We all love watching our superheroes protect the weak and oppressed. Their need to protect obviously comes from the hugely empathetic nature that they possess. But if empathy means eliciting compassion and spreading warmth, then why do our superheroes get violent with aggressors? Why doesn’t Batman take the Joker to a psychologist to sort out his issues rather than beat the crap out of him?

The answer, according to a study by researchers from State University of New York at Buffalo, is because of a neurological link between empathy and aggression. The study, published in the Personality and Social Psychology Bulletin, while attempting to assess the role of neurohormones in connecting empathy and aggression, also checks if assessed or elicited empathy would make a person aggressive on behalf of the vulnerable other.

Connection Between Empathy And Aggression

Empathic feelings toward others motivate us to do good. This empathy may elicit a warm response or an aggressive one depending on what the person feels would best suit the situation and end the vulnerable person’s suffering. This may be due to the underlying brain processes that get activated when empathetic feelings are generated.

Specifically, there are two neurohormones, oxytocin and vasopressin involved with this. Oxytocin has been previously connected to progressive aggression. Vasopressin has been implicated in animals in the choice of their mates but has been recently linked with aggression to defend a mate or offspring.

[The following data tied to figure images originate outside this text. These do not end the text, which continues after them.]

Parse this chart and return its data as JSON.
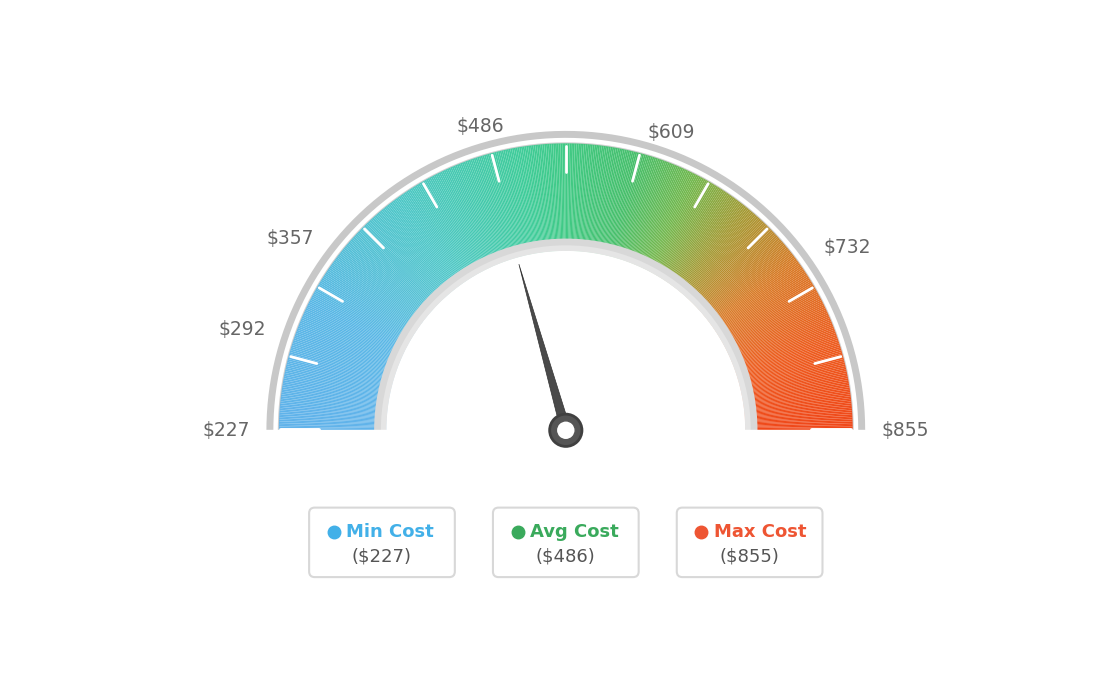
{
  "min_val": 227,
  "max_val": 855,
  "avg_val": 486,
  "label_values": [
    227,
    292,
    357,
    486,
    609,
    732,
    855
  ],
  "legend_items": [
    {
      "label": "Min Cost",
      "value": "($227)",
      "color": "#42b0e8"
    },
    {
      "label": "Avg Cost",
      "value": "($486)",
      "color": "#3aaa5c"
    },
    {
      "label": "Max Cost",
      "value": "($855)",
      "color": "#ee5533"
    }
  ],
  "background_color": "#ffffff",
  "tick_count": 13,
  "colors_gradient": [
    [
      0.0,
      [
        0.38,
        0.7,
        0.92
      ]
    ],
    [
      0.15,
      [
        0.35,
        0.72,
        0.9
      ]
    ],
    [
      0.3,
      [
        0.3,
        0.78,
        0.78
      ]
    ],
    [
      0.45,
      [
        0.25,
        0.8,
        0.6
      ]
    ],
    [
      0.5,
      [
        0.25,
        0.79,
        0.52
      ]
    ],
    [
      0.58,
      [
        0.28,
        0.75,
        0.42
      ]
    ],
    [
      0.65,
      [
        0.45,
        0.72,
        0.3
      ]
    ],
    [
      0.72,
      [
        0.65,
        0.6,
        0.2
      ]
    ],
    [
      0.8,
      [
        0.85,
        0.48,
        0.15
      ]
    ],
    [
      0.9,
      [
        0.93,
        0.36,
        0.12
      ]
    ],
    [
      1.0,
      [
        0.94,
        0.28,
        0.1
      ]
    ]
  ]
}
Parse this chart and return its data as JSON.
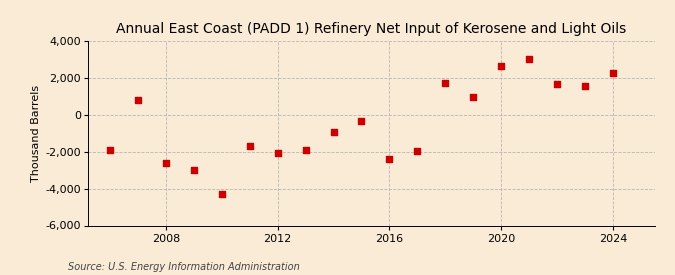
{
  "title": "Annual East Coast (PADD 1) Refinery Net Input of Kerosene and Light Oils",
  "ylabel": "Thousand Barrels",
  "source": "Source: U.S. Energy Information Administration",
  "background_color": "#faebd7",
  "plot_bg_color": "#faebd7",
  "marker_color": "#cc0000",
  "grid_color": "#b0b0b0",
  "years": [
    2006,
    2007,
    2008,
    2009,
    2010,
    2011,
    2012,
    2013,
    2014,
    2015,
    2016,
    2017,
    2018,
    2019,
    2020,
    2021,
    2022,
    2023,
    2024
  ],
  "values": [
    -1900,
    800,
    -2600,
    -3000,
    -4300,
    -1700,
    -2050,
    -1900,
    -900,
    -350,
    -2400,
    -1950,
    1750,
    1000,
    2650,
    3050,
    1700,
    1550,
    2250
  ],
  "ylim": [
    -6000,
    4000
  ],
  "yticks": [
    -6000,
    -4000,
    -2000,
    0,
    2000,
    4000
  ],
  "xlim": [
    2005.2,
    2025.5
  ],
  "xticks": [
    2008,
    2012,
    2016,
    2020,
    2024
  ],
  "title_fontsize": 10,
  "label_fontsize": 8,
  "tick_fontsize": 8,
  "source_fontsize": 7
}
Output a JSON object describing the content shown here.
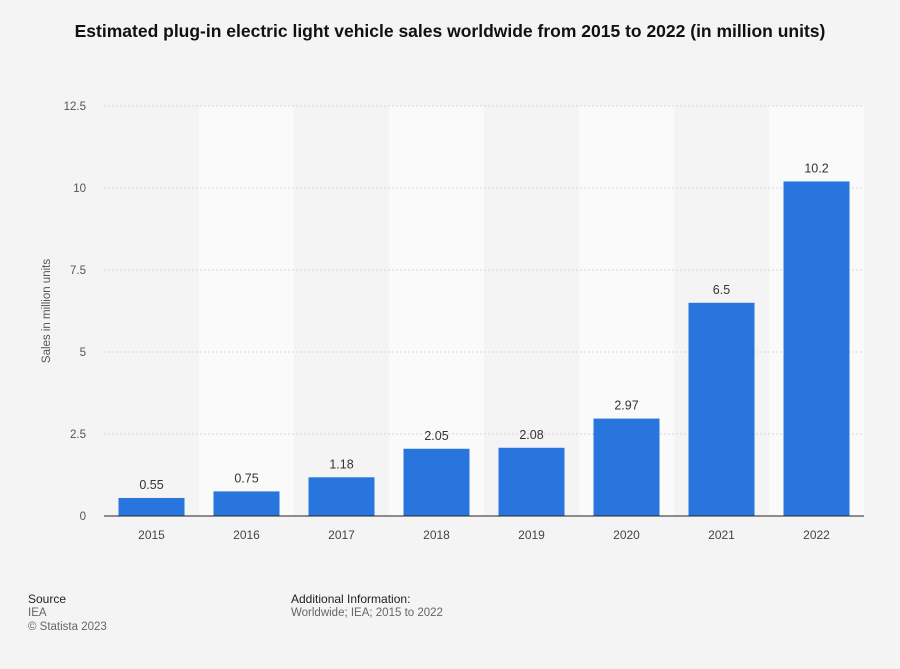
{
  "chart_data": {
    "type": "bar",
    "title": "Estimated plug-in electric light vehicle sales worldwide from 2015 to 2022 (in million units)",
    "xlabel": "",
    "ylabel": "Sales in million units",
    "categories": [
      "2015",
      "2016",
      "2017",
      "2018",
      "2019",
      "2020",
      "2021",
      "2022"
    ],
    "values": [
      0.55,
      0.75,
      1.18,
      2.05,
      2.08,
      2.97,
      6.5,
      10.2
    ],
    "value_labels": [
      "0.55",
      "0.75",
      "1.18",
      "2.05",
      "2.08",
      "2.97",
      "6.5",
      "10.2"
    ],
    "ylim": [
      0,
      12.5
    ],
    "yticks": [
      0,
      2.5,
      5,
      7.5,
      10,
      12.5
    ],
    "ytick_labels": [
      "0",
      "2.5",
      "5",
      "7.5",
      "10",
      "12.5"
    ],
    "grid": true,
    "legend": "none",
    "bar_color": "#2876dd",
    "alternate_band_color": "#fafafa"
  },
  "footer": {
    "source_heading": "Source",
    "source_value": "IEA",
    "copyright": "© Statista 2023",
    "additional_heading": "Additional Information:",
    "additional_value": "Worldwide; IEA; 2015 to 2022"
  }
}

To check how empathy gave rise to aggressive behavior, the participants of the study were asked to write and answer questions about a time in the past 12 months where they witnessed a close other being hurt physically or emotionally by a third party other than themselves. The results showed that empathy toward their loved ones and not aggression or perceptions of emotional threat toward the self, motivated predicted aggression of the participants.

In the second part of the study, the participants were subjected to empathy manipulation and distress manipulation. Participants were given a scenario describing a person who was either worried about a financial situation or was not. Half the participants were told to read the scenario with instructions that were empathy-inducing, and half were not.

Participants were also told this person would engage in a competitive task with another individual, and participants could sabotage the performance of the competitor by assigning that person a certain amount of hot sauce to drink.

"Hot sauce was described to them as a clearly painful and performance hindering substance, meaning that the more hot sauce they assigned, the worse the anonymous person would do on the task … and presumably, the more likely that the person with financial troubles could win," explained lead researcher Anneke Buffone in a statement.

Study Results

From the first study, researchers found that participants would likely be aggressive against their loved ones' aggressors, only if they perceived a danger to their close one. In the second study, too, participants were more likely to use hot sauce on the target person’s competitor if they felt the target was distressed. The results of study 2 demonstrate that empathy-linked aggression can occur for a stranger and that it did not depend on the empathy target being provoked or violated.

On analyzing the participants’ saliva for neurohormone gene variants, the researchers found that people displaying less aggression carried the short/short version of the 1a vasopressin receptor (AVPR1a), while those who were more aggressive carried the long version of the receptor.

The pattern is consistent with the possibility that vasopressin facilitates empathic responses, including aggression, to individuals in need. In one study, individuals with one oxytocin receptor genotype, OXTR rs53576 GG showed greater aggression than those with the AA/AG genotype.

This study negates previous beliefs that characteristics like impulsiveness, trait aggression, trait or state anger trigger aggression, and shows that, not the personality, but empathic feelings trigger aggression.

This study can have important implications for criminal investigations as it shows that empathy may prompt aggression toward a competitor of the empathy target even if there is no wrongdoing on the part of the perceived competitor. For example, empathy could lead an individual to blame an innocent person for a crime or misdeed to protect a friend or child from punishment. Aggressive behavior can also stem out of empathy for strangers, according to the study.